Timothy Savage, a security expert at the Nautilus Institute, said the area where the boat was seized is "not clearly defined" and that "most of these countries in the region have different interpretations of what their exclusive economic zones are".
"We frequently have ships from one country or another not just from South Korea or North Korea but even China and Japan crossing into each other's territorial waters, so it wouldnt be surprising for a ship [to] accidentally cross into the North Korean zone," he told Al Jazeera.
"Compared to what the North Koreans have been threatening in terms of a physical response, seizing a fishing boat, while it is unfortunate for the fishermen involved, is a relatively low response."
Savage added: "In the old days, the North Koreans would usually keep the people there for some time and try to indoctrinate them into the North Korean way of life.
"They haven't done this for some years now. Now it's more likely they would try to gain some sort of concessions from South Korea before they release them."
The boat was carrying four South Koreans and three Chinese sailors, according to China's Xinhua news agency.

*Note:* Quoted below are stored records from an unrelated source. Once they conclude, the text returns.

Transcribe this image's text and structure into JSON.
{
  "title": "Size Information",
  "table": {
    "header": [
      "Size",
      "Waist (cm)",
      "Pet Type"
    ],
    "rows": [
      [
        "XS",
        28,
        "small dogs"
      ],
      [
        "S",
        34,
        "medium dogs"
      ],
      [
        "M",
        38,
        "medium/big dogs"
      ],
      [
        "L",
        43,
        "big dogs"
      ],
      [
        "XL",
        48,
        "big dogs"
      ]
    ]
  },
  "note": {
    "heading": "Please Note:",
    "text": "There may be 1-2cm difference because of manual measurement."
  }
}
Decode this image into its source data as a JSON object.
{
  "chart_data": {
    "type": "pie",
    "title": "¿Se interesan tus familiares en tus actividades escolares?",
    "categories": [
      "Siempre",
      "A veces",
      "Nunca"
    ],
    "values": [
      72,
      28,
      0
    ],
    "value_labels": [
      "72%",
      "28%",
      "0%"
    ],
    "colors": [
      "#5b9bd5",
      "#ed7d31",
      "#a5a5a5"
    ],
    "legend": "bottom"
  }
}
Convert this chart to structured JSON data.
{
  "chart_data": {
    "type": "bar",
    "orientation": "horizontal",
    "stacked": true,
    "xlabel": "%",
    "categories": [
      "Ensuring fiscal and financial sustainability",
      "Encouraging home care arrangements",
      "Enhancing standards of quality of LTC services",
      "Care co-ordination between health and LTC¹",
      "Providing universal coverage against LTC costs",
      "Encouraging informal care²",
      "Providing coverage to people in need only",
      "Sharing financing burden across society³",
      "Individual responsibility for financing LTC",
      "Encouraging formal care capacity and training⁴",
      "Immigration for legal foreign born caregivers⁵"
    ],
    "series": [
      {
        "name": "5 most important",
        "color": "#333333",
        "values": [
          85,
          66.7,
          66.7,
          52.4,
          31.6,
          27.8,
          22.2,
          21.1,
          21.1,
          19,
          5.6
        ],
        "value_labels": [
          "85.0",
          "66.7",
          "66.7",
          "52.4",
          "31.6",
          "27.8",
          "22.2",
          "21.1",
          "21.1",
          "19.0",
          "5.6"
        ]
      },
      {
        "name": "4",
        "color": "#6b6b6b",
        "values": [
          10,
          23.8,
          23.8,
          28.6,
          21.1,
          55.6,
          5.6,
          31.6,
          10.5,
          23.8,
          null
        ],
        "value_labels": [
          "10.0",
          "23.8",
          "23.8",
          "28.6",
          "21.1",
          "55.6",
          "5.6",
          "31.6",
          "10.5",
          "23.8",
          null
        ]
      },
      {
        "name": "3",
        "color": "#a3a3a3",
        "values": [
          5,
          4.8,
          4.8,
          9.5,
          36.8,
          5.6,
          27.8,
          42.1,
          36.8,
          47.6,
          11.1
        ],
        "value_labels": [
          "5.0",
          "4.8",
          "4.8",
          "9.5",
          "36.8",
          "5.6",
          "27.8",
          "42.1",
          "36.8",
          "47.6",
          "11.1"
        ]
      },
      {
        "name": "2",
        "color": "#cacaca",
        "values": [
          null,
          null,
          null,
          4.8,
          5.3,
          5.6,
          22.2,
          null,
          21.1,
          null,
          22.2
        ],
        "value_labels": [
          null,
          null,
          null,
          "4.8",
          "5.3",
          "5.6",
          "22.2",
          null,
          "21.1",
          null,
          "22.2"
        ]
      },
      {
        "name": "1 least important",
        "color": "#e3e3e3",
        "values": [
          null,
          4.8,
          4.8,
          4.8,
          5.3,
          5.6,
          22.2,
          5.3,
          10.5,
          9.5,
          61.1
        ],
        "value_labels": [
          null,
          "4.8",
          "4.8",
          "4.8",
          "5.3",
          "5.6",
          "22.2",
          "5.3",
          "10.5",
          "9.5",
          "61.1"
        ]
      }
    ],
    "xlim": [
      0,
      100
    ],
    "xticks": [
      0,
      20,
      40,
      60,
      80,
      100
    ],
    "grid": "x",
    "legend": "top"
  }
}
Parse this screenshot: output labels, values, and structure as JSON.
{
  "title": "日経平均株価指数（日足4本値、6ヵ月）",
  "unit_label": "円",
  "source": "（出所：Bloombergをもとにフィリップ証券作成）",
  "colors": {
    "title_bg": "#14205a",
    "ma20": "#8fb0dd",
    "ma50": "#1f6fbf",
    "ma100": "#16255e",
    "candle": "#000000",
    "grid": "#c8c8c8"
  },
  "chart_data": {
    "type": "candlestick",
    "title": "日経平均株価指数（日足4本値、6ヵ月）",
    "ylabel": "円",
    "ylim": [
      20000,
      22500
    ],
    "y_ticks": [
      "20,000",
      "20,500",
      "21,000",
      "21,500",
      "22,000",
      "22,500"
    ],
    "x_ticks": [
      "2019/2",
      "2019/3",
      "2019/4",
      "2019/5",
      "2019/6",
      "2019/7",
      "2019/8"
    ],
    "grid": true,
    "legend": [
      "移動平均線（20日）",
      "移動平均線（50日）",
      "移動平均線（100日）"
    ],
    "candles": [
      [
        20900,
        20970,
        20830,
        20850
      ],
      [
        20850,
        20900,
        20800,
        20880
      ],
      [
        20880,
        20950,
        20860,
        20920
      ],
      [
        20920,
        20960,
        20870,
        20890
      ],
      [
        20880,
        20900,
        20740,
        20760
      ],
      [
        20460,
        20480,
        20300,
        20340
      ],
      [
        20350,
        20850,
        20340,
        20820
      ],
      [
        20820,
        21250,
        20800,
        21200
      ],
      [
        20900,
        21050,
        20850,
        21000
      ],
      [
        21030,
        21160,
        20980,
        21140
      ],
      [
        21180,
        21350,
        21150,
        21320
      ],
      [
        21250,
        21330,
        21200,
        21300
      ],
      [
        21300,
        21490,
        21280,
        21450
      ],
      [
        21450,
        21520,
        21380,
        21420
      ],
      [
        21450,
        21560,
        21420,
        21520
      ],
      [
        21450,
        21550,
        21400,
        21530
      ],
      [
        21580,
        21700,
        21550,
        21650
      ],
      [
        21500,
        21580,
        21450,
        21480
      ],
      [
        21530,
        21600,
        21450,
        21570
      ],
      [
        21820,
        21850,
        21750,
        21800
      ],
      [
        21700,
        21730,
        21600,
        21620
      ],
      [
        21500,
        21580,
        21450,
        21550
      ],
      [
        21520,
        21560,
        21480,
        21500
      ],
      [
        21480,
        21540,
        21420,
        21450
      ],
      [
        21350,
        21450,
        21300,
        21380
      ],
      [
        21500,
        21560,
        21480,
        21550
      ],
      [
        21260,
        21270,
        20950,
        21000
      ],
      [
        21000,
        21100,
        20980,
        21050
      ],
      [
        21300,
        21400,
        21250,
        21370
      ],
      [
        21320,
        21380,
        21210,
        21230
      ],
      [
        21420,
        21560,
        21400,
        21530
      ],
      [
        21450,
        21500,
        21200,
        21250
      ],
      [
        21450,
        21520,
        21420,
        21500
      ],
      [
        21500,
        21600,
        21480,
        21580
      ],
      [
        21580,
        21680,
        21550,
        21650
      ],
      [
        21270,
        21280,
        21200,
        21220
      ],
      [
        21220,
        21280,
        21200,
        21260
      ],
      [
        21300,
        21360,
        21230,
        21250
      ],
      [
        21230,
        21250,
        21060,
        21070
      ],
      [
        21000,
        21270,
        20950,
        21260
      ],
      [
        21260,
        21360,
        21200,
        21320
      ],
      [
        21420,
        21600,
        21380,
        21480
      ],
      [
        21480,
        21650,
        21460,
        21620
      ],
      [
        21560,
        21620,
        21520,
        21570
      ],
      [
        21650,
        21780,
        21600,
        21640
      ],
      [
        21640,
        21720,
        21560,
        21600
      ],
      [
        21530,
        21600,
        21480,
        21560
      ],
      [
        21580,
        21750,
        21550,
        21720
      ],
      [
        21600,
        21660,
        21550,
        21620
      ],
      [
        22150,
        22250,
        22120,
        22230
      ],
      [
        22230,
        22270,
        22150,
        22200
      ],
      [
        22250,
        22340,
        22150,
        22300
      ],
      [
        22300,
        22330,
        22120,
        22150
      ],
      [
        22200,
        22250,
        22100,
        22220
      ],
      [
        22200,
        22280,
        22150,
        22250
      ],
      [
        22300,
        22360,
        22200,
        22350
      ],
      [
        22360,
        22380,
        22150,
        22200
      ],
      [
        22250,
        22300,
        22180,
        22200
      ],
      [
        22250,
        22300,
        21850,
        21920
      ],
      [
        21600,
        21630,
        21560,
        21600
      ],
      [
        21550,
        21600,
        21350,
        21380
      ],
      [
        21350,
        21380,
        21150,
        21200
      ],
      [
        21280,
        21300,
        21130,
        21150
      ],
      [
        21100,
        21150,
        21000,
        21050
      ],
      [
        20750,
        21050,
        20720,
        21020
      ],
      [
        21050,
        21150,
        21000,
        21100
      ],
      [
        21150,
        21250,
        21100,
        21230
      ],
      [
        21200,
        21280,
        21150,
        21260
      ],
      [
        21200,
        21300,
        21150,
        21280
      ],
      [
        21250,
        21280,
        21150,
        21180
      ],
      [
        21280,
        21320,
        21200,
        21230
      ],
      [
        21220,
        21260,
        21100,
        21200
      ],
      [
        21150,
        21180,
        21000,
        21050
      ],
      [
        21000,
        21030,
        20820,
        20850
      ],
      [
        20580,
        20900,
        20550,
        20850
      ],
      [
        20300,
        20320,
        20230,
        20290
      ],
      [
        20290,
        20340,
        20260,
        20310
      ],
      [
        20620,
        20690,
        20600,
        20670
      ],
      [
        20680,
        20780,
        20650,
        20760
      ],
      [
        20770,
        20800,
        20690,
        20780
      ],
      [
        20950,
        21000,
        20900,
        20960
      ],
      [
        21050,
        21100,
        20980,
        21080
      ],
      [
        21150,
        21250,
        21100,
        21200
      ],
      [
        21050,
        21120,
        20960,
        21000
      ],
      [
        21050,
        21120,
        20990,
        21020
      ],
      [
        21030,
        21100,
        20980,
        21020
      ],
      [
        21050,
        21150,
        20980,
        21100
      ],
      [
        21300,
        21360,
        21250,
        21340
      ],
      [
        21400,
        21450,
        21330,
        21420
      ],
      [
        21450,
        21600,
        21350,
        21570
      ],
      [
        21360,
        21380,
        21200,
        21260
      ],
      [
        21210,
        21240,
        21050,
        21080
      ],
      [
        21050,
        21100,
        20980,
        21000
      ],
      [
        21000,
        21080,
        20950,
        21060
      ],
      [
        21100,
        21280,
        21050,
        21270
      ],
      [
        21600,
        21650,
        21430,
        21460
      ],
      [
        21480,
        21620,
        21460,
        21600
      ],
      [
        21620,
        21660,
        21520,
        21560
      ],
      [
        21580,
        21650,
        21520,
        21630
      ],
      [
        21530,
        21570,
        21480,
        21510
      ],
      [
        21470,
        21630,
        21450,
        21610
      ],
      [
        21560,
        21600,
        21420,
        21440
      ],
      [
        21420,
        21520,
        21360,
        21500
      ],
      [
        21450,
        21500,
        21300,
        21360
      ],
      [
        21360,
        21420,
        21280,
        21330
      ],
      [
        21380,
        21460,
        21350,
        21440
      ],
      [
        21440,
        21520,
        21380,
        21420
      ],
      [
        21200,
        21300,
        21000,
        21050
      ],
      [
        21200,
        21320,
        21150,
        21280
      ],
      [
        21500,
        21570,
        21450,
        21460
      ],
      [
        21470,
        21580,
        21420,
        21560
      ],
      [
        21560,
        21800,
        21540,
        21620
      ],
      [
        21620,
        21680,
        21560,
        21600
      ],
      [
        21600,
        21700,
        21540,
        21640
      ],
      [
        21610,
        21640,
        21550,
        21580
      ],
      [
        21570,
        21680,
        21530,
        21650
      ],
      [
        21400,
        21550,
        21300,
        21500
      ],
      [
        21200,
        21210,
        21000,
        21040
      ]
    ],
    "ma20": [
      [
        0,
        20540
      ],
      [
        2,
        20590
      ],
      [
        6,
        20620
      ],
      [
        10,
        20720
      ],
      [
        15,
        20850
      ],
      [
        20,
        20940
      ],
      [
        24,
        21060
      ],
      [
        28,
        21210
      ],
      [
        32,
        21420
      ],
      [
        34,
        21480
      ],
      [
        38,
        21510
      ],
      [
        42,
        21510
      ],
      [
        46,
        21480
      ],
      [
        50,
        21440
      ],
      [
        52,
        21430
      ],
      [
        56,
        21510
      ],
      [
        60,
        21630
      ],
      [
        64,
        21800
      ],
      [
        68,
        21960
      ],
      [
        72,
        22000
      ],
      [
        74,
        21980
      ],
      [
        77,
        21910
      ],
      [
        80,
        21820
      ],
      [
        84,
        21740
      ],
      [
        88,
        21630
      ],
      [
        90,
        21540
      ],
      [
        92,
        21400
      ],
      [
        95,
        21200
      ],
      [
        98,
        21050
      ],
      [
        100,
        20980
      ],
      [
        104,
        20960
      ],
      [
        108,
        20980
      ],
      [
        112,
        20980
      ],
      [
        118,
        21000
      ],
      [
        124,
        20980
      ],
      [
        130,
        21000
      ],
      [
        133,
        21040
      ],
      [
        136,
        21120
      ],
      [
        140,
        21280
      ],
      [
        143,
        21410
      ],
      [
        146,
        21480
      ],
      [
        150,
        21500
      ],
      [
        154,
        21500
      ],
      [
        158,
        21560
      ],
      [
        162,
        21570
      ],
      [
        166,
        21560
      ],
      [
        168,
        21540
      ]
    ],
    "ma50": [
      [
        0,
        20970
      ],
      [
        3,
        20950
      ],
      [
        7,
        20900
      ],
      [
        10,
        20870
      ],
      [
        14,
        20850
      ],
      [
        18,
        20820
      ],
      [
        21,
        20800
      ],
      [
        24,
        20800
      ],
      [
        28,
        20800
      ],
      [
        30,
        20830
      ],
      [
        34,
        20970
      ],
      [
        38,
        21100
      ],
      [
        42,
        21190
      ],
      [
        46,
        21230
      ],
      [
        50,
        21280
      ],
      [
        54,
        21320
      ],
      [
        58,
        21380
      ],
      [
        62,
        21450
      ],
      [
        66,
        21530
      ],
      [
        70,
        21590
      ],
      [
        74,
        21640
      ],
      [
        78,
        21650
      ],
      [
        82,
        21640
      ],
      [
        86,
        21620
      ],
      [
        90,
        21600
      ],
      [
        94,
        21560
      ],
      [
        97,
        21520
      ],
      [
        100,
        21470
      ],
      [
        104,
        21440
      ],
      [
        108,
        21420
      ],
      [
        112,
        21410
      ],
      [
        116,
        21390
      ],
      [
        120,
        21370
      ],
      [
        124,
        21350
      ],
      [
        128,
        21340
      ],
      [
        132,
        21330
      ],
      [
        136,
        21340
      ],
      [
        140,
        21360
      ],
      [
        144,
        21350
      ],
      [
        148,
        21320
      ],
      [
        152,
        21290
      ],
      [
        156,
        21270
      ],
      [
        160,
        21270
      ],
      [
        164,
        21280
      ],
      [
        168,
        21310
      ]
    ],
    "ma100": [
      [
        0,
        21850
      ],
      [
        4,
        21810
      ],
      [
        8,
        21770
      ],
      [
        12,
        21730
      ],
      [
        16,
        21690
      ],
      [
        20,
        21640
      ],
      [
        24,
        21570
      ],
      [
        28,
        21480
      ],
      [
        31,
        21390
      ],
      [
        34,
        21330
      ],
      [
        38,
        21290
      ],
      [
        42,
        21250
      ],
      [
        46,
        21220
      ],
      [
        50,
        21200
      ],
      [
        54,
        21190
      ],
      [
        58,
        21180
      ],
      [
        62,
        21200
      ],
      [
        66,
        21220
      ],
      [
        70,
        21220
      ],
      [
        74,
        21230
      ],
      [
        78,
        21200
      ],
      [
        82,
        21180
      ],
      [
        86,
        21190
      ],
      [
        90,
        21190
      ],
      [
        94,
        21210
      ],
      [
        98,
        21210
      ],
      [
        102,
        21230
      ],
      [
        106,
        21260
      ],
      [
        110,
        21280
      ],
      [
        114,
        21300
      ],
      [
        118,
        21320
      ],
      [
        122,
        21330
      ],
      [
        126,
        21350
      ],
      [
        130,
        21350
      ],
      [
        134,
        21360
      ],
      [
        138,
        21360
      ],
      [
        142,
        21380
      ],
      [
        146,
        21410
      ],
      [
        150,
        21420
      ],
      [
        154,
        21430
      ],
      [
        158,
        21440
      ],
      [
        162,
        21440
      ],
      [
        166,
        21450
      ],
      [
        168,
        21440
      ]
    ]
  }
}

Tensions between the two countries have risen in recent months, since the sinking of a South Korean warship in March, which killed 46 sailors.
A South Korean investigation blamed the incident on North Korea. Pyongyang responded by severing all diplomatic ties with Seoul.
South Korea launched naval drills off its western coast last week, and last month carried out a joint military drill with the US navy. North Korea has threatened "physical retaliation" over the exercises.